Pourtant, la situation des Chrétiens d’Orient demande que l’on parle en leur nom. Le pape François l’a fait fermement et courageusement il y a quelques jours. Plusieurs évêques et cardinaux français sont partis sur le terrain et ont montré par l’exemple et la prière que les Chrétiens d’Occident, que les fils de saint Louis étaient à leur côté.

Mais cette présence, cette prière, doivent être soutenues et amplifiées. C’est à nous, nations chrétiennes dans un monde plus ou moins préservé, de rappeler qu’il y a des valeurs essentielles avec lesquelles les politiques ne peuvent transiger. Celles de la vie tout d’abord, de la vie respectée de la conception à la mort ; celles, ensuite, d’une société sachant s’élever au-dessus des seuls matérialismes et hédonismes, comme vient de le rappeler le pape François à Séoul ; celles, enfin, du respect mutuel entre croyants.

Le message chrétien, dont la France a longtemps été le porte-parole, est celui de la primauté du droit sur la force. La force du conquérant ne peut rien contre les droits de ceux qui ont toujours été là et qui se sont toujours reconnus comme chrétiens.
Cette présence chrétienne dans le cœur du Moyen-Orient, dans le berceau de la civilisation née en Mésopotamie, est une richesse pour toute l’humanité. Que serait celle-ci si l’uniformité régnait, si l’uniformité de la brutalité régnait ?

Le message de saint Louis encourage à préserver cette richesse.
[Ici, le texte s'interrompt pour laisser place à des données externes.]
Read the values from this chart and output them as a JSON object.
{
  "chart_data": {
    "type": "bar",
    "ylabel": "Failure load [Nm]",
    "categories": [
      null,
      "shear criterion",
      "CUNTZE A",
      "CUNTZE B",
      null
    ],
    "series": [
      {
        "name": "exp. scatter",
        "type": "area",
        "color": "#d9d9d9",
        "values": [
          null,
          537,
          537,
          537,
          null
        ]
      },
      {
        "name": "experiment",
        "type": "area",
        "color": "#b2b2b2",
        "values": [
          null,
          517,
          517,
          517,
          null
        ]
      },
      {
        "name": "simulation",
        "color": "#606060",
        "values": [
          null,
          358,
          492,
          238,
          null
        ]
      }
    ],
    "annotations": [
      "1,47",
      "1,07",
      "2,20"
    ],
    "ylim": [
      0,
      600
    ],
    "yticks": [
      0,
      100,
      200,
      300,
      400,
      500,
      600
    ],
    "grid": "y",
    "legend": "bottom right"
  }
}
Lui qui savait pardonner à ses ennemis, et a toujours mis toute son énergie en avant pour que la Chrétienté puisse vivre sur la Terre Sainte. C’est la vigueur de sa foi et de ses vertus de chrétien qui ont fait que, même prisonnier, ses ennemis l’ont estimé. C’est ainsi qu’il est saint et que, huit siècles après, il est toujours honoré.
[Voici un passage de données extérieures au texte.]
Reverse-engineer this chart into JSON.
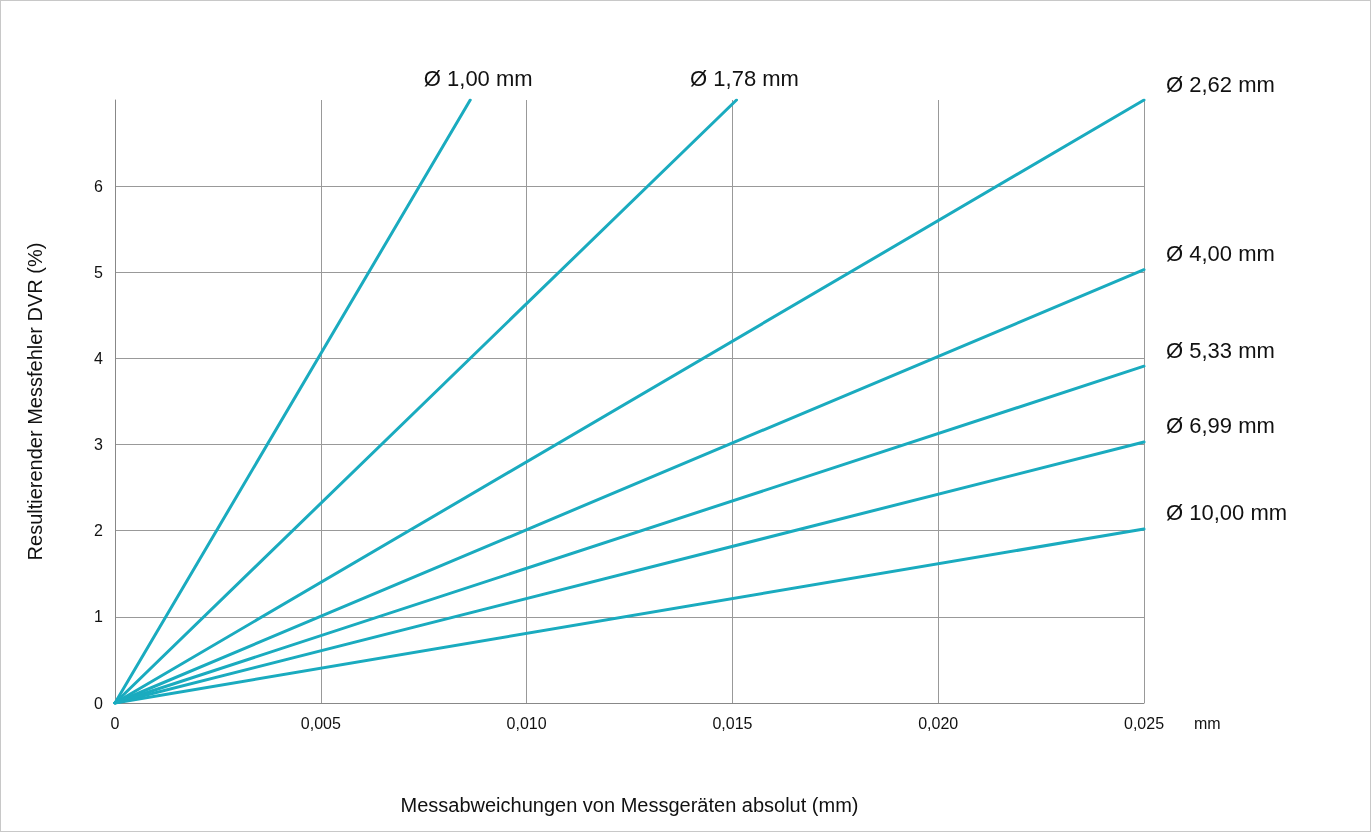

Aîné des descendants de saint Louis, je lance donc un appel en faveur des Chrétiens du Moyen-Orient afin que la paix leur soit donnée, afin qu’ils puissent vivre sur leur terre et continuer à témoigner qu’au-delà de la violence des hommes, il y a place pour la charité, la justice, le droit. C’est cela la paix de Dieu. Le message, malgré les siècles, demeure. Le pape François le prêche partout dans le monde. Il appartient à tous les hommes de bonne volonté de la diffuser et de faire vivre ces valeurs en redonnant du sens à leur vie. Pour les Chrétiens d’Orient, face aux persécutions et à l’exil forcé, il y a urgence. Telle est la prière que nous pouvons adresser à Dieu, par l’intercession de saint Louis en sa fête, le 25 août.